‘Hurt Locker’ Prods to Launch Legal Barrage Against Downloaders

The producers of “The Hurt Locker” have reportedly signed up with the U.S. Copyright Group in order to sue thousands — perhaps as many as tens of thousands — of individuals who illegally downloaded copies of the Oscar-winning movie from the Internet.

Voltage Pictures could file its complaints as soon as Tuesday of this week, according to The Hollywood Reporter.

The U.S. Copyright Group was formed by intellectual property lawyers with the goal of stopping movie copyright infringement and winning damages from illegal downloaders, according to its website. The firm did not reply to a query from the E-Commerce Times in time for publication.

“The Hurt Locker” is reportedly not the first film that the U.S. Copyright Group has filed suit over. The company’s attorneys have also apparently targeted suspected illegal downloaders of some 10 other films including “Far Cry,” “Call of the Wild 3D” and “Uncross the Stars.”

“The Hurt Locker,” though, is the most visible of the group, thanks to its Oscar win — and its high profile is prompting debate as to whether the movie industry is preparing to go down the same path that its counterparts in the music industry did some 10 years ago.

“If that is the plan, I don’t know what people are thinking. Those suits didn’t accomplish anything at all except to make the RIAA’s customers hate them,” said Doug Panzer, an attorney with Caesar, Rivise, Bernstein, Cohen & Pokotilow.

Lessons Learned From the RIAA

Several years ago, the Recording Industry Association of America began suing tens of thousands of individuals for illegally downloading music from peer-to-peer music and digital content-sharing sites.

Few of these cases made it into a courtroom; most individuals contacted by the RIAA settled their suits for a couple of thousand dollars.

However, the outcry over the RIAA’s tactics was huge. The perception was that many people merely settled to avoid the expense of a trial. There were accounts of the RIAA suing deceased people, for example, and making other errors — lending credence to the theory that innocent people were caught up in the RIAA’s legal net. The people sued by the RIAA included single mothers, senior citizens and others considered sympathetic, which added to the public relations problem.

The RIAA dropped that approach more than a year ago, shifting its focus to working with ISPs to target illegal downloaders.

While the parallels between the RIAA’s tactics and the ones apparently being used by “The Hurt Locker” producers are obvious, the actions are not exactly the same.

For starters, the RIAA’s film-industry counterpart, the MPAA, is not involved in the “Hurt Locker” suit, spokesperson Howard Gantman told the E-Commerce Times.
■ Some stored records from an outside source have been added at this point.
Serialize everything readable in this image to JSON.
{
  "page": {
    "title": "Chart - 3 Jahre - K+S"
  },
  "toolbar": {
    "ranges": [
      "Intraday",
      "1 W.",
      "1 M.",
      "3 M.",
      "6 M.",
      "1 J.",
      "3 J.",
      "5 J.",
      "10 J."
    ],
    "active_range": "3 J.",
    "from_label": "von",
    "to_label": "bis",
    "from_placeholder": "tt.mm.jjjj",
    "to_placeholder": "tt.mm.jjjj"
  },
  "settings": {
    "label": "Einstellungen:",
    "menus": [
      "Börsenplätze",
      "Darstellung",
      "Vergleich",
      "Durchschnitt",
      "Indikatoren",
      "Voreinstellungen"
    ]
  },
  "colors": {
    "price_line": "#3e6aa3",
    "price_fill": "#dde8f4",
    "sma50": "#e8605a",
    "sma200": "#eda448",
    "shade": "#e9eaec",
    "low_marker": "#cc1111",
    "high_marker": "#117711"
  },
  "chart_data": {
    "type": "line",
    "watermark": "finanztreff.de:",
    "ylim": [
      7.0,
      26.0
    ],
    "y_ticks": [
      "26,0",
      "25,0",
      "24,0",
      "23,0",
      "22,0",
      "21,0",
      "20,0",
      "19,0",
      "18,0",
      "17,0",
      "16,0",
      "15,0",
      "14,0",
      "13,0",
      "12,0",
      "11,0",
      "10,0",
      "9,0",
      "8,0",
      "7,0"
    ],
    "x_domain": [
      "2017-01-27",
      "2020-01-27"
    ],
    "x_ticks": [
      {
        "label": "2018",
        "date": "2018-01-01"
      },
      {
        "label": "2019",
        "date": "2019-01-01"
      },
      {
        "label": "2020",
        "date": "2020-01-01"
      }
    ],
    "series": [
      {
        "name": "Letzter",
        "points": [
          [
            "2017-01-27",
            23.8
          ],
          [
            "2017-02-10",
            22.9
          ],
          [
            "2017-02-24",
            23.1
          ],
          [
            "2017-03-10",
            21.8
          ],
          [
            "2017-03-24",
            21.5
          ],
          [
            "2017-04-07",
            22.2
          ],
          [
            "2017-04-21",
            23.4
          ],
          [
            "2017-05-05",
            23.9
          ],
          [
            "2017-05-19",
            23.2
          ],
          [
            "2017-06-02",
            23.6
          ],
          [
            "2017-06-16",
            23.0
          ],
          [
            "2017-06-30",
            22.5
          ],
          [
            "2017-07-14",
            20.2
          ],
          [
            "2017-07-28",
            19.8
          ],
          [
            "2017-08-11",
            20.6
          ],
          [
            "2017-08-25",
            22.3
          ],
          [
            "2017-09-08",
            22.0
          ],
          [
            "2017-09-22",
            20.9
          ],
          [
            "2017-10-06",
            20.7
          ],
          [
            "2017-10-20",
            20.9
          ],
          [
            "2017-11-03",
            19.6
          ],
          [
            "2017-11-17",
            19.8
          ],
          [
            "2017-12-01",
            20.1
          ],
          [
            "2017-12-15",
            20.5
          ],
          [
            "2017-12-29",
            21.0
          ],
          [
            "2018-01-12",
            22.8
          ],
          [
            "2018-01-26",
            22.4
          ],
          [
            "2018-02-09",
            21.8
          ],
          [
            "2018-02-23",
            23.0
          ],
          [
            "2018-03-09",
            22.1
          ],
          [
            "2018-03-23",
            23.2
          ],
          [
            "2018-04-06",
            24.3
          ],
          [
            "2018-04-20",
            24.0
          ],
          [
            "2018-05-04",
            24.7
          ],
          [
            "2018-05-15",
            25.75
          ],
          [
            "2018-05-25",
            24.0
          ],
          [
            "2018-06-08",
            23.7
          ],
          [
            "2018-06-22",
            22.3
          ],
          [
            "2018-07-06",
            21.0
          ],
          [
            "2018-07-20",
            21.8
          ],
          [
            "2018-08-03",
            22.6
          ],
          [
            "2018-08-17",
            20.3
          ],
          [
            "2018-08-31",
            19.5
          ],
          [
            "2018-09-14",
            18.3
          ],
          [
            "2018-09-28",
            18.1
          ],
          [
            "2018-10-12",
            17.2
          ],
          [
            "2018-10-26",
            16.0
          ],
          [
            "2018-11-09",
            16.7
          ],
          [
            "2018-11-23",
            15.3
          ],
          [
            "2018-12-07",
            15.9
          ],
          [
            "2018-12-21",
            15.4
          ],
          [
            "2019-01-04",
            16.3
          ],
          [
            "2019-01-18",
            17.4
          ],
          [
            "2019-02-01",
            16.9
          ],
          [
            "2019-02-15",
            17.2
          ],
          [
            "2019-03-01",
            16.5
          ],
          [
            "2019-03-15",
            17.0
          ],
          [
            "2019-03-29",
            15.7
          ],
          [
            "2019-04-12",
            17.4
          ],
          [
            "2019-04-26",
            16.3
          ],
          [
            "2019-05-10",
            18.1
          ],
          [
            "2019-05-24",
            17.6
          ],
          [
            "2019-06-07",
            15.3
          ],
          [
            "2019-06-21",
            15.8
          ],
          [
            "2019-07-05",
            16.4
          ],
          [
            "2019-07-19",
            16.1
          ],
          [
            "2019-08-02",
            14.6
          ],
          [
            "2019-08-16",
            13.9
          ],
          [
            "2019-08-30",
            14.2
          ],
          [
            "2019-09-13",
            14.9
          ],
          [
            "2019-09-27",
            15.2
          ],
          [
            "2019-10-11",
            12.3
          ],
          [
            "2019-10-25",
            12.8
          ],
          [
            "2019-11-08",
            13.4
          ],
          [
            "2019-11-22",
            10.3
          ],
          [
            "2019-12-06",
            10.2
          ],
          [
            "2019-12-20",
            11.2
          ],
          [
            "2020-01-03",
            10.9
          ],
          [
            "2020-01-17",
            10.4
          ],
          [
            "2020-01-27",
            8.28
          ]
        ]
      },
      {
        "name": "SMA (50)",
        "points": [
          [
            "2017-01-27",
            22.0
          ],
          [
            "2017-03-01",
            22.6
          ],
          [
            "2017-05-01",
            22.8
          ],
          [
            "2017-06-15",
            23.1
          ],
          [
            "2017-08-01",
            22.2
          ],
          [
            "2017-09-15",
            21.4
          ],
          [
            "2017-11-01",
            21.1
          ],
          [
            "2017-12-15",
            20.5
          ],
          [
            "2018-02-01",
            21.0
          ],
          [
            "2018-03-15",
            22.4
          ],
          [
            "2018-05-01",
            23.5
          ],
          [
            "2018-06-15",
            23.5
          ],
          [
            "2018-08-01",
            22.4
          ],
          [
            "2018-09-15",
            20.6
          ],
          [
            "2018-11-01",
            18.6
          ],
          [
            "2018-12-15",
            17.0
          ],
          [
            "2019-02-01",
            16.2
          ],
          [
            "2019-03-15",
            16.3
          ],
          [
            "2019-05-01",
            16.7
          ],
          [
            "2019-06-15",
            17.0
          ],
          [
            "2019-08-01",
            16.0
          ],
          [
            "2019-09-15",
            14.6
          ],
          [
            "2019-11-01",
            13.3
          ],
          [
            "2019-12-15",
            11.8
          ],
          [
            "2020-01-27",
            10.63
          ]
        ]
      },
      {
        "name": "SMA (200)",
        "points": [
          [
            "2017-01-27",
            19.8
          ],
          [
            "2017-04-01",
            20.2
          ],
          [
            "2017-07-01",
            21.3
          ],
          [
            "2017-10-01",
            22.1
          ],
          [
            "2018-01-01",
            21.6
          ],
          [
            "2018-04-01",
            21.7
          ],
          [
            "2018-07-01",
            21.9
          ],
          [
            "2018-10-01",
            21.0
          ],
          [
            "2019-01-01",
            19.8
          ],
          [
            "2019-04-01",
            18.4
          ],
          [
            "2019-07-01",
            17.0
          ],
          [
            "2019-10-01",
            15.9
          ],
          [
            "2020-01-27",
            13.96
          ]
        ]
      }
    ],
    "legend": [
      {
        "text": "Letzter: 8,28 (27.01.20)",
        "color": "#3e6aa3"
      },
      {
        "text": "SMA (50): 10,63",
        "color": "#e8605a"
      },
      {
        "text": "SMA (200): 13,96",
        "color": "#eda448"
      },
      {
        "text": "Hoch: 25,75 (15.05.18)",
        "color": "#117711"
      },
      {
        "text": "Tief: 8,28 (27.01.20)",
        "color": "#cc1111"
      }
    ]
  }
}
Typically, when the movie industry has gone after copyright infringement, it has done so much further upstream, Aaron Moss, head of Greenberg Glusker’s litigation department, told the E-Commerce Times. It has either targeted wholesalers for illegally distributing copies of new films, or it has gone after equipment manufacturers or service providers that made it easy for consumers to illegally copy DVDs.
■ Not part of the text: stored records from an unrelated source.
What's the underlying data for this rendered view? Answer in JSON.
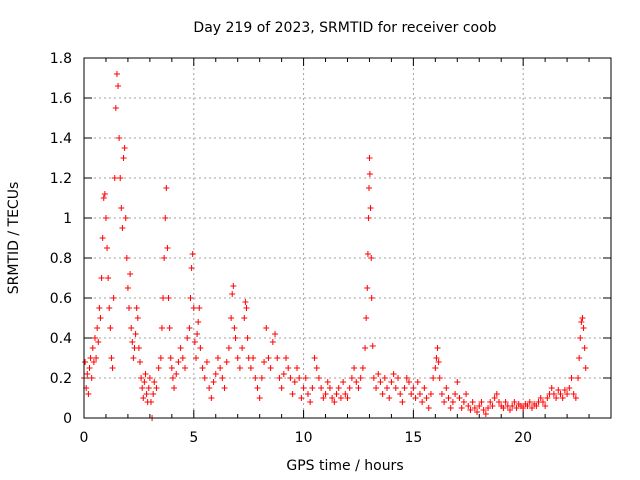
{
  "chart_data": {
    "type": "scatter",
    "title": "Day 219 of 2023, SRMTID for receiver coob",
    "xlabel": "GPS time / hours",
    "ylabel": "SRMTID / TECUs",
    "xlim": [
      0,
      24
    ],
    "ylim": [
      0,
      1.8
    ],
    "xticks": [
      0,
      5,
      10,
      15,
      20
    ],
    "yticks": [
      0,
      0.2,
      0.4,
      0.6,
      0.8,
      1,
      1.2,
      1.4,
      1.6,
      1.8
    ],
    "ytick_labels": [
      "0",
      "0.2",
      "0.4",
      "0.6",
      "0.8",
      "1",
      "1.2",
      "1.4",
      "1.6",
      "1.8"
    ],
    "grid": true,
    "marker": "+",
    "series": [
      {
        "name": "SRMTID",
        "color": "#ff0000",
        "points": [
          [
            0.0,
            0.2
          ],
          [
            0.05,
            0.28
          ],
          [
            0.1,
            0.15
          ],
          [
            0.15,
            0.22
          ],
          [
            0.2,
            0.12
          ],
          [
            0.25,
            0.25
          ],
          [
            0.3,
            0.3
          ],
          [
            0.35,
            0.2
          ],
          [
            0.4,
            0.35
          ],
          [
            0.45,
            0.28
          ],
          [
            0.5,
            0.4
          ],
          [
            0.55,
            0.3
          ],
          [
            0.6,
            0.45
          ],
          [
            0.65,
            0.38
          ],
          [
            0.7,
            0.55
          ],
          [
            0.75,
            0.5
          ],
          [
            0.8,
            0.7
          ],
          [
            0.85,
            0.9
          ],
          [
            0.9,
            1.1
          ],
          [
            0.95,
            1.12
          ],
          [
            1.0,
            1.0
          ],
          [
            1.05,
            0.85
          ],
          [
            1.1,
            0.7
          ],
          [
            1.15,
            0.55
          ],
          [
            1.2,
            0.45
          ],
          [
            1.25,
            0.3
          ],
          [
            1.3,
            0.25
          ],
          [
            1.35,
            0.6
          ],
          [
            1.4,
            1.2
          ],
          [
            1.45,
            1.55
          ],
          [
            1.5,
            1.72
          ],
          [
            1.55,
            1.66
          ],
          [
            1.6,
            1.4
          ],
          [
            1.65,
            1.2
          ],
          [
            1.7,
            1.05
          ],
          [
            1.75,
            0.95
          ],
          [
            1.8,
            1.3
          ],
          [
            1.85,
            1.35
          ],
          [
            1.9,
            1.0
          ],
          [
            1.95,
            0.8
          ],
          [
            2.0,
            0.65
          ],
          [
            2.05,
            0.55
          ],
          [
            2.1,
            0.72
          ],
          [
            2.15,
            0.45
          ],
          [
            2.2,
            0.38
          ],
          [
            2.25,
            0.3
          ],
          [
            2.3,
            0.35
          ],
          [
            2.35,
            0.42
          ],
          [
            2.4,
            0.55
          ],
          [
            2.45,
            0.5
          ],
          [
            2.5,
            0.35
          ],
          [
            2.55,
            0.28
          ],
          [
            2.6,
            0.2
          ],
          [
            2.65,
            0.15
          ],
          [
            2.7,
            0.1
          ],
          [
            2.75,
            0.18
          ],
          [
            2.8,
            0.22
          ],
          [
            2.85,
            0.12
          ],
          [
            2.9,
            0.08
          ],
          [
            2.95,
            0.15
          ],
          [
            3.0,
            0.2
          ],
          [
            3.05,
            0.08
          ],
          [
            3.1,
            0.0
          ],
          [
            3.15,
            0.12
          ],
          [
            3.2,
            0.18
          ],
          [
            3.3,
            0.15
          ],
          [
            3.4,
            0.25
          ],
          [
            3.5,
            0.3
          ],
          [
            3.55,
            0.45
          ],
          [
            3.6,
            0.6
          ],
          [
            3.65,
            0.8
          ],
          [
            3.7,
            1.0
          ],
          [
            3.75,
            1.15
          ],
          [
            3.8,
            0.85
          ],
          [
            3.85,
            0.6
          ],
          [
            3.9,
            0.45
          ],
          [
            3.95,
            0.3
          ],
          [
            4.0,
            0.25
          ],
          [
            4.05,
            0.2
          ],
          [
            4.1,
            0.15
          ],
          [
            4.2,
            0.22
          ],
          [
            4.3,
            0.28
          ],
          [
            4.4,
            0.35
          ],
          [
            4.5,
            0.3
          ],
          [
            4.6,
            0.25
          ],
          [
            4.7,
            0.4
          ],
          [
            4.8,
            0.45
          ],
          [
            4.85,
            0.6
          ],
          [
            4.9,
            0.75
          ],
          [
            4.95,
            0.82
          ],
          [
            5.0,
            0.55
          ],
          [
            5.05,
            0.38
          ],
          [
            5.1,
            0.3
          ],
          [
            5.15,
            0.42
          ],
          [
            5.2,
            0.48
          ],
          [
            5.25,
            0.55
          ],
          [
            5.3,
            0.35
          ],
          [
            5.4,
            0.25
          ],
          [
            5.5,
            0.2
          ],
          [
            5.6,
            0.28
          ],
          [
            5.7,
            0.15
          ],
          [
            5.8,
            0.1
          ],
          [
            5.9,
            0.18
          ],
          [
            6.0,
            0.22
          ],
          [
            6.1,
            0.3
          ],
          [
            6.2,
            0.25
          ],
          [
            6.3,
            0.2
          ],
          [
            6.4,
            0.15
          ],
          [
            6.5,
            0.28
          ],
          [
            6.6,
            0.35
          ],
          [
            6.7,
            0.5
          ],
          [
            6.75,
            0.62
          ],
          [
            6.8,
            0.66
          ],
          [
            6.85,
            0.45
          ],
          [
            6.9,
            0.4
          ],
          [
            7.0,
            0.3
          ],
          [
            7.1,
            0.25
          ],
          [
            7.2,
            0.35
          ],
          [
            7.3,
            0.5
          ],
          [
            7.35,
            0.58
          ],
          [
            7.4,
            0.55
          ],
          [
            7.45,
            0.4
          ],
          [
            7.5,
            0.3
          ],
          [
            7.6,
            0.25
          ],
          [
            7.7,
            0.3
          ],
          [
            7.8,
            0.2
          ],
          [
            7.9,
            0.15
          ],
          [
            8.0,
            0.1
          ],
          [
            8.1,
            0.2
          ],
          [
            8.2,
            0.28
          ],
          [
            8.3,
            0.45
          ],
          [
            8.4,
            0.3
          ],
          [
            8.5,
            0.25
          ],
          [
            8.6,
            0.38
          ],
          [
            8.7,
            0.42
          ],
          [
            8.8,
            0.3
          ],
          [
            8.9,
            0.2
          ],
          [
            9.0,
            0.15
          ],
          [
            9.1,
            0.22
          ],
          [
            9.2,
            0.3
          ],
          [
            9.3,
            0.25
          ],
          [
            9.4,
            0.2
          ],
          [
            9.5,
            0.12
          ],
          [
            9.6,
            0.18
          ],
          [
            9.7,
            0.25
          ],
          [
            9.8,
            0.2
          ],
          [
            9.9,
            0.1
          ],
          [
            10.0,
            0.15
          ],
          [
            10.1,
            0.2
          ],
          [
            10.2,
            0.12
          ],
          [
            10.3,
            0.08
          ],
          [
            10.4,
            0.15
          ],
          [
            10.5,
            0.3
          ],
          [
            10.6,
            0.25
          ],
          [
            10.7,
            0.2
          ],
          [
            10.8,
            0.15
          ],
          [
            10.9,
            0.1
          ],
          [
            11.0,
            0.12
          ],
          [
            11.1,
            0.18
          ],
          [
            11.2,
            0.15
          ],
          [
            11.3,
            0.1
          ],
          [
            11.4,
            0.08
          ],
          [
            11.5,
            0.12
          ],
          [
            11.6,
            0.15
          ],
          [
            11.7,
            0.1
          ],
          [
            11.8,
            0.18
          ],
          [
            11.9,
            0.12
          ],
          [
            12.0,
            0.1
          ],
          [
            12.1,
            0.15
          ],
          [
            12.2,
            0.2
          ],
          [
            12.3,
            0.25
          ],
          [
            12.4,
            0.18
          ],
          [
            12.5,
            0.15
          ],
          [
            12.6,
            0.2
          ],
          [
            12.7,
            0.25
          ],
          [
            12.8,
            0.35
          ],
          [
            12.85,
            0.5
          ],
          [
            12.9,
            0.65
          ],
          [
            12.93,
            0.82
          ],
          [
            12.96,
            1.0
          ],
          [
            12.98,
            1.15
          ],
          [
            13.0,
            1.3
          ],
          [
            13.02,
            1.22
          ],
          [
            13.05,
            1.05
          ],
          [
            13.08,
            0.8
          ],
          [
            13.1,
            0.6
          ],
          [
            13.15,
            0.36
          ],
          [
            13.2,
            0.2
          ],
          [
            13.3,
            0.15
          ],
          [
            13.4,
            0.22
          ],
          [
            13.5,
            0.18
          ],
          [
            13.6,
            0.12
          ],
          [
            13.7,
            0.2
          ],
          [
            13.8,
            0.15
          ],
          [
            13.9,
            0.1
          ],
          [
            14.0,
            0.18
          ],
          [
            14.1,
            0.22
          ],
          [
            14.2,
            0.15
          ],
          [
            14.3,
            0.2
          ],
          [
            14.4,
            0.12
          ],
          [
            14.5,
            0.08
          ],
          [
            14.6,
            0.15
          ],
          [
            14.7,
            0.2
          ],
          [
            14.8,
            0.18
          ],
          [
            14.9,
            0.12
          ],
          [
            15.0,
            0.15
          ],
          [
            15.1,
            0.1
          ],
          [
            15.2,
            0.18
          ],
          [
            15.3,
            0.12
          ],
          [
            15.4,
            0.08
          ],
          [
            15.5,
            0.15
          ],
          [
            15.6,
            0.1
          ],
          [
            15.7,
            0.05
          ],
          [
            15.8,
            0.12
          ],
          [
            15.9,
            0.2
          ],
          [
            16.0,
            0.25
          ],
          [
            16.05,
            0.3
          ],
          [
            16.1,
            0.35
          ],
          [
            16.15,
            0.28
          ],
          [
            16.2,
            0.2
          ],
          [
            16.3,
            0.12
          ],
          [
            16.4,
            0.08
          ],
          [
            16.5,
            0.15
          ],
          [
            16.6,
            0.1
          ],
          [
            16.7,
            0.05
          ],
          [
            16.8,
            0.08
          ],
          [
            16.9,
            0.12
          ],
          [
            17.0,
            0.18
          ],
          [
            17.1,
            0.1
          ],
          [
            17.2,
            0.05
          ],
          [
            17.3,
            0.08
          ],
          [
            17.4,
            0.12
          ],
          [
            17.5,
            0.06
          ],
          [
            17.6,
            0.04
          ],
          [
            17.7,
            0.08
          ],
          [
            17.8,
            0.05
          ],
          [
            17.9,
            0.03
          ],
          [
            18.0,
            0.06
          ],
          [
            18.1,
            0.08
          ],
          [
            18.2,
            0.04
          ],
          [
            18.3,
            0.02
          ],
          [
            18.4,
            0.05
          ],
          [
            18.5,
            0.08
          ],
          [
            18.6,
            0.06
          ],
          [
            18.7,
            0.1
          ],
          [
            18.8,
            0.12
          ],
          [
            18.9,
            0.08
          ],
          [
            19.0,
            0.06
          ],
          [
            19.1,
            0.05
          ],
          [
            19.2,
            0.08
          ],
          [
            19.3,
            0.06
          ],
          [
            19.4,
            0.04
          ],
          [
            19.5,
            0.06
          ],
          [
            19.6,
            0.08
          ],
          [
            19.7,
            0.05
          ],
          [
            19.8,
            0.07
          ],
          [
            19.9,
            0.06
          ],
          [
            20.0,
            0.05
          ],
          [
            20.1,
            0.07
          ],
          [
            20.2,
            0.06
          ],
          [
            20.3,
            0.08
          ],
          [
            20.4,
            0.05
          ],
          [
            20.5,
            0.07
          ],
          [
            20.6,
            0.06
          ],
          [
            20.7,
            0.08
          ],
          [
            20.8,
            0.1
          ],
          [
            20.9,
            0.08
          ],
          [
            21.0,
            0.06
          ],
          [
            21.1,
            0.1
          ],
          [
            21.2,
            0.12
          ],
          [
            21.3,
            0.15
          ],
          [
            21.4,
            0.12
          ],
          [
            21.5,
            0.1
          ],
          [
            21.6,
            0.14
          ],
          [
            21.7,
            0.12
          ],
          [
            21.8,
            0.1
          ],
          [
            21.9,
            0.14
          ],
          [
            22.0,
            0.12
          ],
          [
            22.1,
            0.15
          ],
          [
            22.2,
            0.2
          ],
          [
            22.3,
            0.12
          ],
          [
            22.4,
            0.1
          ],
          [
            22.5,
            0.2
          ],
          [
            22.55,
            0.3
          ],
          [
            22.6,
            0.4
          ],
          [
            22.65,
            0.48
          ],
          [
            22.7,
            0.5
          ],
          [
            22.75,
            0.45
          ],
          [
            22.8,
            0.35
          ],
          [
            22.85,
            0.25
          ]
        ]
      }
    ]
  }
}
“For the most part, the movie industry never jumped on the RIAA’s bandwagon, at least in terms of suing individuals,” said Moss.

Money, Money, Money

There is another difference between these cases and the RIAA’s push: The former appear to be about the actual damages, while the RIAA’s end goal was always deterrence, Randy M. Friedberg, counsel with White and Williams, told the E-Commerce Times.

Even though it won an Oscar, “The Hurt Locker” did not make much money, he noted — but it was said to have been illegally downloaded by millions of people both before and after its Oscar win.
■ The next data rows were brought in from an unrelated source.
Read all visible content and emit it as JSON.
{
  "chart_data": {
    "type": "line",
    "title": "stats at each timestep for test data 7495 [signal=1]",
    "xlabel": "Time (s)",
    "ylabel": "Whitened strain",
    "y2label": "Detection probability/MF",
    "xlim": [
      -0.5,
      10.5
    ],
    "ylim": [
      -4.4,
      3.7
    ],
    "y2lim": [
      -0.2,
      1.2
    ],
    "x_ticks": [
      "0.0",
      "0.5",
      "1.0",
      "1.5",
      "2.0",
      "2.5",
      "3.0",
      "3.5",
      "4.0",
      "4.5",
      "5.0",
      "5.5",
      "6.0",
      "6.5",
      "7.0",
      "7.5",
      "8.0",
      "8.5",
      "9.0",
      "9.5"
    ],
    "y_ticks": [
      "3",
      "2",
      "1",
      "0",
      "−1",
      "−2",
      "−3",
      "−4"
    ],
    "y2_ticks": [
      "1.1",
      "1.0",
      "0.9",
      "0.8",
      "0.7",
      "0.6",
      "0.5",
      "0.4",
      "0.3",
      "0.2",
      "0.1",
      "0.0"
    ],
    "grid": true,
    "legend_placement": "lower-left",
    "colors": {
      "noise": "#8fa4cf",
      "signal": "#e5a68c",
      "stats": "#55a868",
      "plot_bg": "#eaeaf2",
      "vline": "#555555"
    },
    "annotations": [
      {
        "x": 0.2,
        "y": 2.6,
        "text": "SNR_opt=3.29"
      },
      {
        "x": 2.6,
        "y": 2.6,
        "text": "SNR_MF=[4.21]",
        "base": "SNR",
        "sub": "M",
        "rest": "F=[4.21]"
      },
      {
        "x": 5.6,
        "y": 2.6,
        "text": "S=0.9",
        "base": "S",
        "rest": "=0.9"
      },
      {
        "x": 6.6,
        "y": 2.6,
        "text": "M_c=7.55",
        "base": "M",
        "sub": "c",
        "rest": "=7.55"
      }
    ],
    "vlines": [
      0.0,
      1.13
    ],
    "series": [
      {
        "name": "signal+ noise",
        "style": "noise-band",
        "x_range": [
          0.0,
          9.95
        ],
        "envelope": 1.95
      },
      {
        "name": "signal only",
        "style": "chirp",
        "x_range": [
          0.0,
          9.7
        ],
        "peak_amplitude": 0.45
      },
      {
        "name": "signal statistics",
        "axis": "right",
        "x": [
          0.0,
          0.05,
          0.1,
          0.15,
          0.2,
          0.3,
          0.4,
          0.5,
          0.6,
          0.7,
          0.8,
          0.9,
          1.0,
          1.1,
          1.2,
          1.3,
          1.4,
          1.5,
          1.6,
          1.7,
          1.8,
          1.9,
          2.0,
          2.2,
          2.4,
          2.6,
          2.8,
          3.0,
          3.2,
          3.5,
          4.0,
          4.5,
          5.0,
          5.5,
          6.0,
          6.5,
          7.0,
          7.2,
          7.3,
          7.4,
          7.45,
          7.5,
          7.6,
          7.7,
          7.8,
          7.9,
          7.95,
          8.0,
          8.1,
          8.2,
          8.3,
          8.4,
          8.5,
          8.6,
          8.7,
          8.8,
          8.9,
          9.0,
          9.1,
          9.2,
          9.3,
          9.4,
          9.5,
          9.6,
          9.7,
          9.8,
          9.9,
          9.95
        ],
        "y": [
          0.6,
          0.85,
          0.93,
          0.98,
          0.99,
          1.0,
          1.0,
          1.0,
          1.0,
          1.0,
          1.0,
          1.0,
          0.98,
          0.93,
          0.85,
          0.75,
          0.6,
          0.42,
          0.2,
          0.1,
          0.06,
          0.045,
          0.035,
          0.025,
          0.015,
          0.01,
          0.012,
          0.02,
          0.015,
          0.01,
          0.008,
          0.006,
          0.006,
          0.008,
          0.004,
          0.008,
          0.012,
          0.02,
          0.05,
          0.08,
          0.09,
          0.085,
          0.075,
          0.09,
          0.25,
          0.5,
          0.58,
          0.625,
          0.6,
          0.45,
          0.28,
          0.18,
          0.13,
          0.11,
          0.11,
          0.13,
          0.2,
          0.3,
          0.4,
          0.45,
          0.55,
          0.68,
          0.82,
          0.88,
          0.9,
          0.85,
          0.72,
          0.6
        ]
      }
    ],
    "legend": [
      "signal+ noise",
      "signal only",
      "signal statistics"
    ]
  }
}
“It is easy to understand why the producers might conclude they were financially hurt by the illegal activity and want compensation for it,” remarked Friedberg.

Even if the movie producers’ motives differ from the RIAA’s, they will be using many of the same legal tactics that the RIAA did — tactics that were, in fact, originally developed by the music industry.

These cases usually run the same way, Moss explained. To identify the culprits, the producers must subpoena the relevant ISPs to find out the names behind the IP addresses that allegedly downloaded the content. The ISPs can either hand them over or resist the subpoena — either because they have concerns about their customers’ privacy or because complying with thousands of such requests could be a resource drain.

ISPs that decide to comply would have to noticy their customers, giving them a chance to file motions to quash the action. They would have to show the subpoena was improper, Moss explained — which might be difficult to do.

Once names were handed over, the attorneys would contact the individuals with an offer of settlement — a procedure that the U.S. Copyright Group is reportedly following on behalf of the other film producers it represents.

Anyone who might decide to fight it out in court would have only a few viable defenses to make, Panzer said, starting with the claim that somebody else downloaded the content, perhaps through an unsecured WiFi network. “It is taking a chance, though, going to court, to see if you are believed,” he said.